In Russia, a rifle had been his weapon, and a knife. In America, he had to learn how to use a handgun, and he found that he had a natural talent with it. He had speed, he had accuracy. It soon became as natural as pointing his finger—the way it was with all the good ones.
He also needed a new name to go with everything else. Keeping the old one would allow his enemies to track him down too easily—even in this far-away country. He decided to use Brand—he liked the way it sounded. The first time he’d heard the word in the American West it had been something you did to a steer. Now it was his name.
Then there was his accent. Hard as he tried, he couldn’t lose it completely. It became more pronounced whenever he tried to speak quickly, so to counteract that, he rarely spoke unless it was absolutely necessary—
Like now.
“Outside,” he said to Stu Carver.
Carver turned and looked at him, and so did the other men in the saloon.

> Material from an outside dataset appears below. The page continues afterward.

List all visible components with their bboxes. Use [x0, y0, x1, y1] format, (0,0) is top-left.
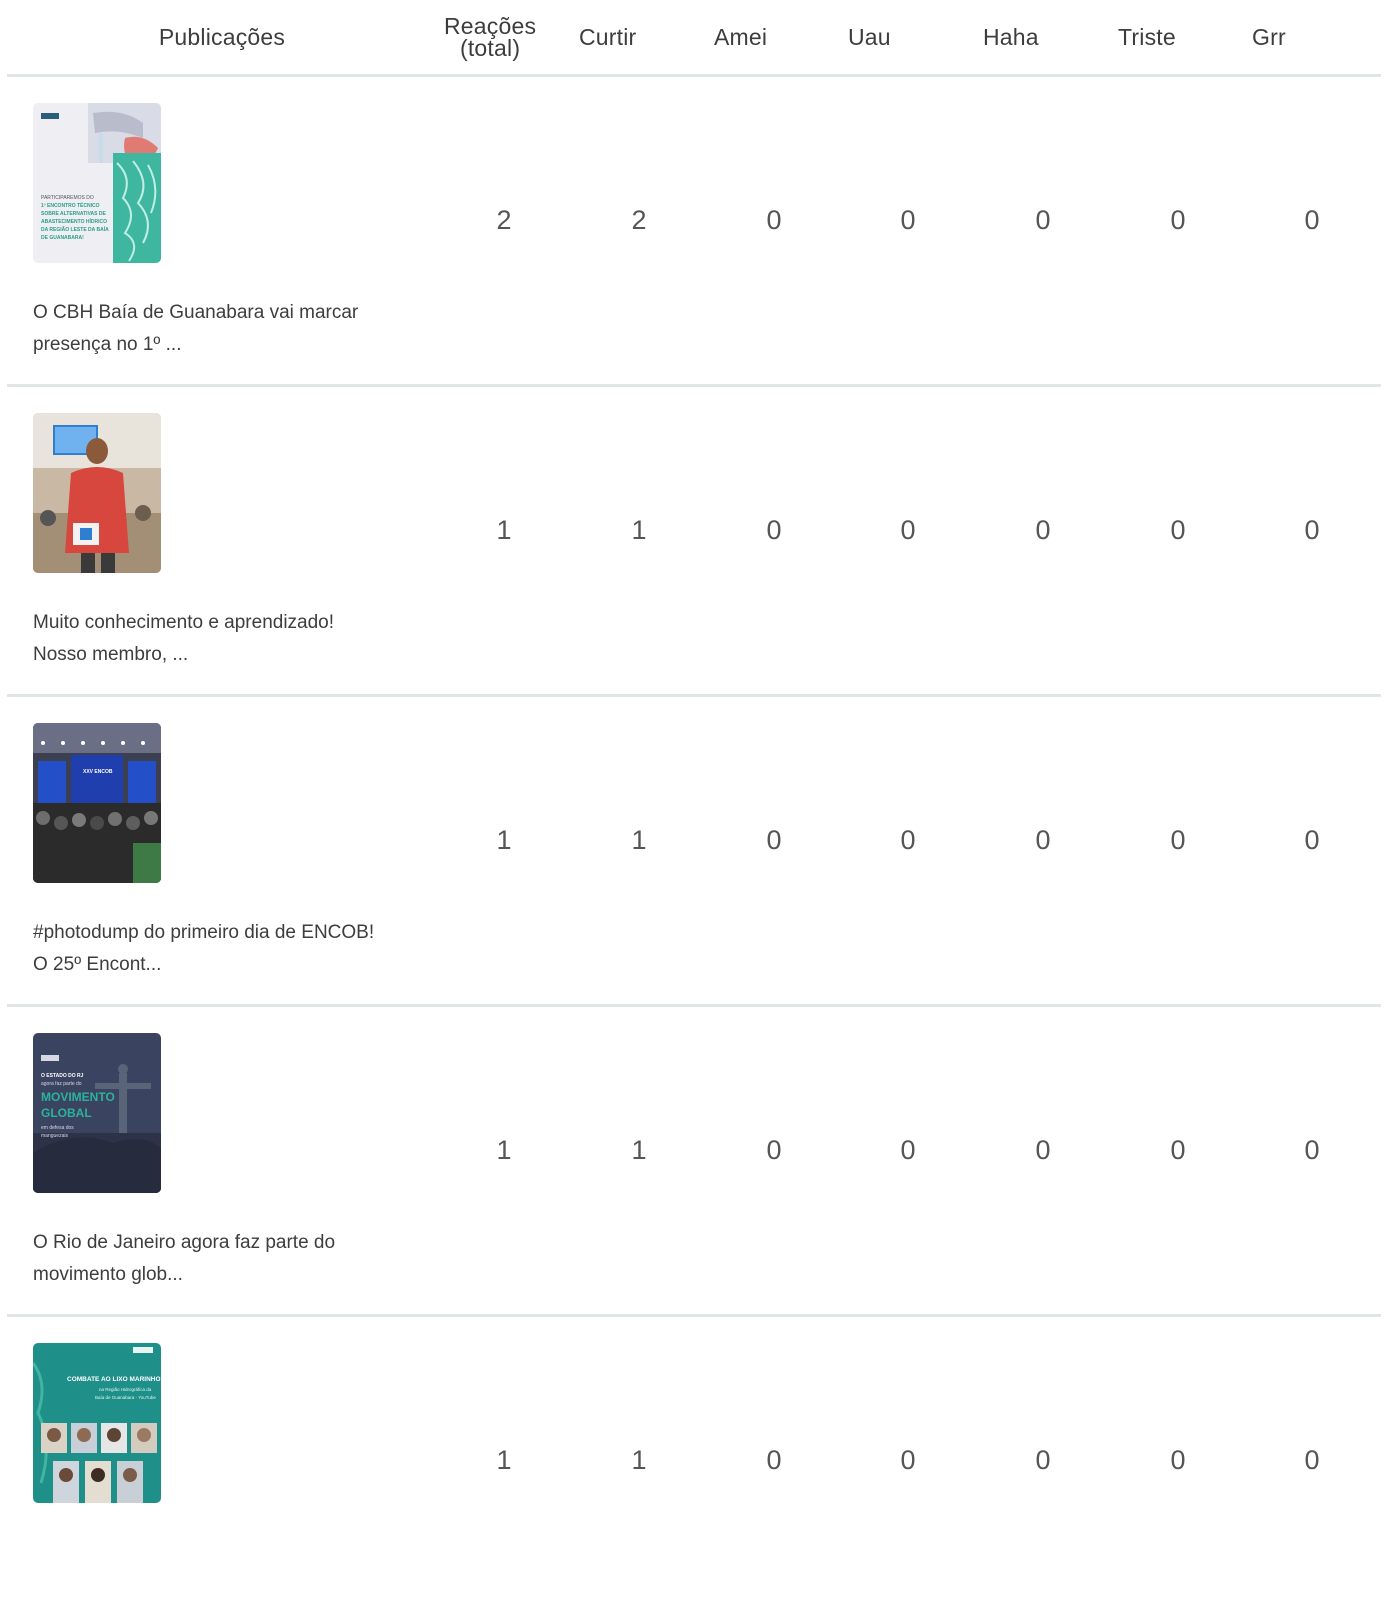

There were about half a dozen but the Baron had eyes only for Carver.
“The Baron,” Stu Carver said, the two words a terrified whisper.
No one knew about the Baron’s background, but during the three years since he’d started his new life many people had commented on how regal his bearing always was. Some men even said he acted like royalty. Like a king or a duke or a baron, somebody had said. The name “Baron” stuck, even though he had never called himself anything but “Brand.”
Now, Carver was no coward, but when he saw the Baron standing there his blood ran cold and his stomach did flip-flops. There was only one reason the Baron came to town—and he had called Carver’s name.
“Me?” Carver said.
The Baron nodded.
“But, why me?”
The Baron shrugged. He had never asked why before taking a job, and he never intended to. It didn’t matter to him.
“Listen—” Stu Carver said, standing up.
“Outside.”
If it was avoidable, Brand liked to kill his man without taking anyone else with him. Extra killings brought in no recompense.
Carver had two friends in the saloon, and they straightened up now. Brand saw them but did not make a move.
“Outside,” he said for the third time, then backed out of the saloon into the darkness.
Carver came out of the saloon first, sweating. He was followed by his two friends, who fanned out on either side.
“Baron?” Carver called.
“Step away from the light.”
It was good advice, but it wasn’t meant to be. Brand didn’t want any stray shots going into the saloon and hitting some innocent bystander.
The three men stepped into the street, and Brand walked into a shaft of moonlight.
They all drew and fired.
Carver fired in haste and missed. Brand’s shot took him square in the chest. Brand never fired in haste.
Carver’s two friends fired several shots, but Brand leaped quickly to the left and heard the bullets whiz by him. He calmly squeezed off two more shots and then the whole town seemed to grow quiet.
He walked over and checked the bodies, Carver’s last.
“Damned waste,” he said. He’d been paid to kill one man, and he’d killed three. That was wasted lead for him.
He heard a noise behind him, then. Spinning around, he drew and fired. A man fell dead, and Brand went over to check the body. Carver must have sent someone out a back window, he thought. He knew the saloon had no back door.
Using his foot, he turned the body over. A muscle in his jaw began to jump when he saw that he’d killed a boy. Big for his age, but probably no more than twelve.